I’ve written about values before and how important they are to know and see clearly (I even made a cool worksheet to help you figure them out). When we understand what our values are we can use them as a metric to define what our success looks like.
For example, I’ve come to the conclusion that usefulness, curiosity and abundance are my moral GPS points. A metric for curiosity for me is reaching out to people I don’t know particularly well and having a chat. No agenda, no real purpose other than getting an insight into someone else's world, how they got to where they are or where they want to be.
Success in this instance looks like a zoom call with someone outside my regular network.
This is a double win for me because it’s also a tick for abundance. Losing an hour or two of paid work a week so I can have a ‘curious conversation’ with someone is a great example of leaning into abundance. I hate to think of all of the interesting conversations I’ve missed out on because I was ‘too busy’ to stop and spend an extra 10 minutes chatting outside the school gate or catching up for a coffee.

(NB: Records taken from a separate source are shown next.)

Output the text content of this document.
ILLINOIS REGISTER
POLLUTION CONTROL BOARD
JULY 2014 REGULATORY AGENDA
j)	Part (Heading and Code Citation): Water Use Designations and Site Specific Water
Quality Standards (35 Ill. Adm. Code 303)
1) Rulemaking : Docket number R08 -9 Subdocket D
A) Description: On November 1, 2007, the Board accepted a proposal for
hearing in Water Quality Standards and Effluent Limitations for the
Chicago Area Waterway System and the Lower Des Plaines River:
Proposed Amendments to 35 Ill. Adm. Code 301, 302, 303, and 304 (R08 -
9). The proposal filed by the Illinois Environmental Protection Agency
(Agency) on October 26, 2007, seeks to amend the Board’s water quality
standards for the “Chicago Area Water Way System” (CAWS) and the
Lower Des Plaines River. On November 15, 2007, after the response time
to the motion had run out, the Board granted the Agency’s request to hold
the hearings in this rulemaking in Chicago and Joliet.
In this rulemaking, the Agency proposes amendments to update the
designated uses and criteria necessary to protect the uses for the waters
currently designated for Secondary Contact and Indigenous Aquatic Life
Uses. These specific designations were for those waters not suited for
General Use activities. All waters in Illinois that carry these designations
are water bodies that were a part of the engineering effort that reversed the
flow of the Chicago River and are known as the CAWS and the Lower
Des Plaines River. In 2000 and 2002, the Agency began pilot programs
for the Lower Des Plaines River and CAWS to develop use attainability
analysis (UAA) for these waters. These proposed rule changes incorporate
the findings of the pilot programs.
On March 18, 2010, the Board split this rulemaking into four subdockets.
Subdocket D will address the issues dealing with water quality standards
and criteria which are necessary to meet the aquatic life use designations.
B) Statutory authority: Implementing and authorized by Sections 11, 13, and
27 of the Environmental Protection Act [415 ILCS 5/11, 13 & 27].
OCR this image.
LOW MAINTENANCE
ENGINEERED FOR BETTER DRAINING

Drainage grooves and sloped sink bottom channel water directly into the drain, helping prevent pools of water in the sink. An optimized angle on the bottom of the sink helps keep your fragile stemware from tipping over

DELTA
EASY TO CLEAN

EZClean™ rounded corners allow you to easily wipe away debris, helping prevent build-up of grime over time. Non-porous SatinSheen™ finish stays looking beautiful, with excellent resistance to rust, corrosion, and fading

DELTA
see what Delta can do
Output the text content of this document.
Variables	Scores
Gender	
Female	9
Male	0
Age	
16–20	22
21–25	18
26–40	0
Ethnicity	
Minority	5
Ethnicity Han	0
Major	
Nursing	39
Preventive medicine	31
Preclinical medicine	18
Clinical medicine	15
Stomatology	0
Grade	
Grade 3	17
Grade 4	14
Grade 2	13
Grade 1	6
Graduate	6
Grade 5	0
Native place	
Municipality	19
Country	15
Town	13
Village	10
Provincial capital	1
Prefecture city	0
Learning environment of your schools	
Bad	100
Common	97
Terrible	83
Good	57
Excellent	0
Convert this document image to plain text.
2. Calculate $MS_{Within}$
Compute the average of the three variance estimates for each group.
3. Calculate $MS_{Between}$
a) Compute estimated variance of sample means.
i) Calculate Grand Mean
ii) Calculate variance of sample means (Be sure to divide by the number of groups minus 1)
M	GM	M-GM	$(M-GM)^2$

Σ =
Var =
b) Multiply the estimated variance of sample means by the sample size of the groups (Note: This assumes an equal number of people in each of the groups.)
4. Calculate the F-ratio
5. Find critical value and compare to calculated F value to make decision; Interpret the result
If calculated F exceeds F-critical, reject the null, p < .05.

The other morning I was going for a run, it was 6.15am and I ran past a pair of school mums walking on the other side of the street. I waved and continued on. A few seconds later I realised that I probably wanted to go say hello properly but it meant I would be late for work. I stood under a tree in the dark, taking one step towards home, then one back towards the walking track and finally decided to catch up with them. I gave them a hell of a fright when I caught up with them but it was worth it.
I never regret ‘doing’ but will always second guess not ‘doing’ - if that makes sense?
Being ‘successful’ used to conjure up images of happy people in beautiful homes with well behaved kids. Lots of people would agree that success has been narrowly defined by the world around us. Social media effectively acts as a magnifying glass to concentrate success to a particular shape, size, colour and selfie angle.
Use your values to create the metrics you define your success by.
Keep it simple and always acknowledge and celebrate the small wins.